OpenAI is expected to reveal the next generation of ChatGPT, titled GPT-5, on Thursday.


John Thickstun

Assistant Professor

John Thickstun, assistant professor of computer science at Cornell University, studies machine learning – specifically, generative models.

Thickstun says:

“Most of the advances in AI over the past two years involve ‘reasoning’: methods that encourage a model to ponder and show its work in response to a user's questions. These deliberations greatly improve the reliability of a model's responses. For previous-generation models like GPT-4, reasoning methods are applied post-hoc to a model that was trained for the more simple task of mimicking data scraped from the internet. Recent models (including GPT-5) are trained specifically to facilitate reasoning.
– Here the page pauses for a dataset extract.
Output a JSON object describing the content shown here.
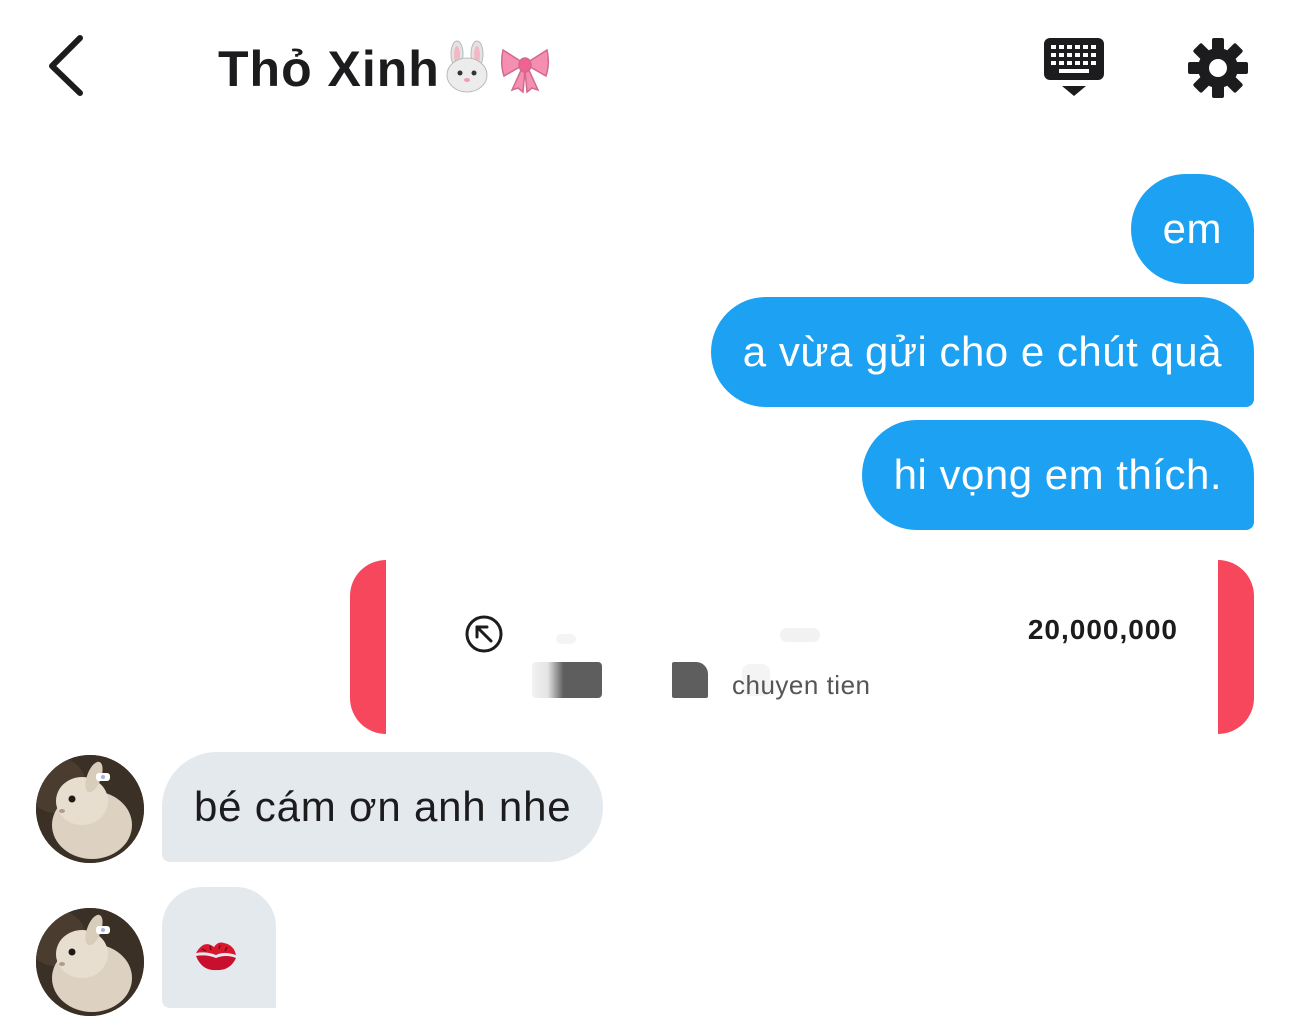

“In certain narrow tasks (e.g., competition mathematics) these models already perform better than a strong university mathematics student. This invites speculation about ‘PhD-level intelligence’ or even ‘superintelligence,’ where models reach a level of performance greater (possibly far greater) than any human. Indeed, we already have examples before of superintelligence in domains such as game playing (chess, go, etc.) but there are caveats to this speculation.

“Superintelligent performance tends to appear in domains where success is clearly defined and the AI can be easily rewarded for success: games, competition mathematics, etc. It’s not clear whether there is a ‘level of intelligence’ far greater than human intelligence. For example, chess-playing AI's outperformance of humans mostly comes from its ability to never get tired, or overlook a move, or make a mistake, rather than a superintelligent understanding of the game. Intelligent reasoning may be more of a capability (you do it, or you don't) rather than a spectrum (less intelligent, more intelligent, superintelligent).”